I first considered S3 for backup back in 2010. At the time, uploading to S3 cost money and the other costs were relatively much higher than now. I bought two USB drives intending to backup regularly and rotate them to a relative’s house.

Guess how often that happened? (Hint: never on the rotation, and count-on-one-hand-ish times for actually backing up to the USB drives.)

I do have some automated backups for my websites data, and occasionally I’ll copy that to another drive but not nearly often enough.

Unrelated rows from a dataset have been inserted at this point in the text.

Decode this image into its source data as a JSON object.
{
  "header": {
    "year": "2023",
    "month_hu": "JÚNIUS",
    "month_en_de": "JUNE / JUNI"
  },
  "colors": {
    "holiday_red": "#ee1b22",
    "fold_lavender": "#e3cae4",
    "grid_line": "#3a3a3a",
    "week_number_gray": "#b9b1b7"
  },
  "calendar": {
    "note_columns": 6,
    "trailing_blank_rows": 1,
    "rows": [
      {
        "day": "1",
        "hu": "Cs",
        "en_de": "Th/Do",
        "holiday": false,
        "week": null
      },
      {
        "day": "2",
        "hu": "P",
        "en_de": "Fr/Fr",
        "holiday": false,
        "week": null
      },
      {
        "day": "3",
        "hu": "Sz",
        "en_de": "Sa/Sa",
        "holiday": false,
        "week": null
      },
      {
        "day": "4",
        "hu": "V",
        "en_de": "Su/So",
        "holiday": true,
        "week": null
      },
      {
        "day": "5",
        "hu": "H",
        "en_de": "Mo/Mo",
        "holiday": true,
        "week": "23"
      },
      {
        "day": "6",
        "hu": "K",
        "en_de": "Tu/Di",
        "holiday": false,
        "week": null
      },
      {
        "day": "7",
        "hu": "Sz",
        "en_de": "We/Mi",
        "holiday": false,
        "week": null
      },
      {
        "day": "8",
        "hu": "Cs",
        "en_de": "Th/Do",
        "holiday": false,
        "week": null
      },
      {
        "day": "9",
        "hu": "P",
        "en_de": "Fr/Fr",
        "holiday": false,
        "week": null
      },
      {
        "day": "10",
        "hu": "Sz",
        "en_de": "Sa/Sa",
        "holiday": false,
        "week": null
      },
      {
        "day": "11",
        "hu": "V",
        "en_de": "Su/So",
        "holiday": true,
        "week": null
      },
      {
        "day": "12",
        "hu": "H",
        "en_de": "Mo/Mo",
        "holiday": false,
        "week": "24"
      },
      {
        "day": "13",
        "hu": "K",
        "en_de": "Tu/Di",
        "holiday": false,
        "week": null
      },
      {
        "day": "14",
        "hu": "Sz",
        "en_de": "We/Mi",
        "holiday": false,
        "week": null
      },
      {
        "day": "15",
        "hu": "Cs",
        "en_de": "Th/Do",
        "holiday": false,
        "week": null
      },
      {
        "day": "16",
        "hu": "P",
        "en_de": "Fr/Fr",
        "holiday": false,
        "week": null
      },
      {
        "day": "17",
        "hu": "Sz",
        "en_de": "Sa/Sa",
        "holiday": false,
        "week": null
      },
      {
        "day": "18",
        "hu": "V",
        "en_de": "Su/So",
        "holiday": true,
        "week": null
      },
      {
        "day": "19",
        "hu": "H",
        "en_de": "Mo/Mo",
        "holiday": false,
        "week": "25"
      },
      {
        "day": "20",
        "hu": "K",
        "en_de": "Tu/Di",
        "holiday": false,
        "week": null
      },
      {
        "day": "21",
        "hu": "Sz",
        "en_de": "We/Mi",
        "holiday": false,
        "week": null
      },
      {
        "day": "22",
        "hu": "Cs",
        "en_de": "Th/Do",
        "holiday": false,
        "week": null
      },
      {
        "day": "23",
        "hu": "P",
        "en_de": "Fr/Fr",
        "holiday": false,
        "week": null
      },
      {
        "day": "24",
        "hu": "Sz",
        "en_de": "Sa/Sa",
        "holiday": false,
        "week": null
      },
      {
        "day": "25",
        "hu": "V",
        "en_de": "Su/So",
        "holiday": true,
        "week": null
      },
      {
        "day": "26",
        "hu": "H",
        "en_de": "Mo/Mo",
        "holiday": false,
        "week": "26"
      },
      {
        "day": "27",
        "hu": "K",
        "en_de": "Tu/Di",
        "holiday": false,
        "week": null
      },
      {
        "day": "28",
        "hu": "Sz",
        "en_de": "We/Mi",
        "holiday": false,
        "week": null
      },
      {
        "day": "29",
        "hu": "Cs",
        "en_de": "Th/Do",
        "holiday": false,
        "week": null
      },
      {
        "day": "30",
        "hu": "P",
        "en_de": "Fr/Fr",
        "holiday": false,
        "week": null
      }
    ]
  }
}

So now I’m in the middle of studying for an AWS cert, and S3 is much cheaper, so here goes: I’m going to add to my automated backup to upload the backup to S3 with “infrequent access” class storage since I basically hope to never read these backups.

I had already made a backup bucket in August and manually uploaded the backup files I had. (I keep 30 daily db dumps and 5 weekly site file backups.) So I’ll just upload to the same folders I used. Eventually I’ll set a lifecycle policy to delete older objects, but I want to proof the automation for a bit, and I’d also like to figure out how to delete old backups while being sure I have multiple newer backups. e.g. if the automation quits working I don’t want the lifecycle to age-out and delete my S3 backups.

  • I’ve been using AWS CLI to upload to my S3-backed websites, so I installed that on my web server
  • I created a new IAM user with API key auth
  • With the account the scheduled backup task runs as, I configured AWS CLI to use the API key I just created
  • I created a policy for that user that only allows it to upload to a couple of folders of my bucket. It took a couple of tries. I had to include s3:CreateMultipartUpload, and then I had to add /* to the end of my resource lines before this policy worked. Also, I provided two resources because I wanted to restrict where this account can upload and had my data already arranged this way.
{
    "Version": "2012-10-17",
    "Statement": [
        {
            "Sid": "Stmt1485479979000",
            "Effect": "Allow",
            "Action": [
                "s3:PutObject",
                "s3:CreateMultipartUpload"
            ],
            "Resource": [
                "arn:aws:s3:::MYBUCKETNAME/iis/database/*",
                "arn:aws:s3:::MYBUCKETNAME/iis/inetpub/*"
            ]
        }
    ]
}
  • I used Windows encryption to encrypt the aws credential file so only one user can decrypt it
  • I added the aws command to upload the backup file to the batch file (I’ve been using this backup for many years, before I was using Powershell regularly, so it’s a bat file)
aws s3 cp --storage-class STANDARD_IA "%backupfldr%FullBackup.%backuptime%.7z" s3://MYBUCKETNAME/iis/database/
  • And it works! I triggered the task to ensure it runs from the scheduler.

  • And modifying the file backup script is now trivial:

aws s3 cp --storage-class STANDARD_IA "%backupfldr%%backuptime%-inetpub-full.7z" s3://MYBUCKETNAME/iis/inetpub/
  • I just kicked off the file backup task. That will take a while, but I expect it to complete successfully.

I don’t have lifecycles defined yet, but all the big files are set to infrequent access class. As far as how to age and delete while programatically ensuring there are other backups present, I think I might try to make a Lambda function to manage that. Yeah, I was also thinking about using Lambda to periodically move files to a different folder. The restricted user can’t delete, but it could overwrite files by re-uploadig in the unlikely case that someone got hold of the account and wanted to delete or corrupt my backups.

Come to think of it, I could have Lambda trigger on PUTs to those folders, and:

  • Move the object out of harms way
  • Remove any aged-out objects while ensuring enough are left
  • Alert me if there has been a gap in upload times … actually I might need a different trigger and script to alert me if backups quit uploading for a couple of days
  • Periodically keep objects for longer periods of time, e.g. one backup per year for 5 years, one backup per month for the past 6 months in addition to the last 30 daily backups present
  • Going overboard here, but also mentally playing with Lambda: Can I have it message me on files marked for deletion and apply a lifecycle to them that they’ll delete in a week?

The backup data I uploaded a few months ago has been running me under $2 per month, and I was using standard class storage instead of infrequent access. So, offsite automated backups accomplished! Pretty cheaply, too.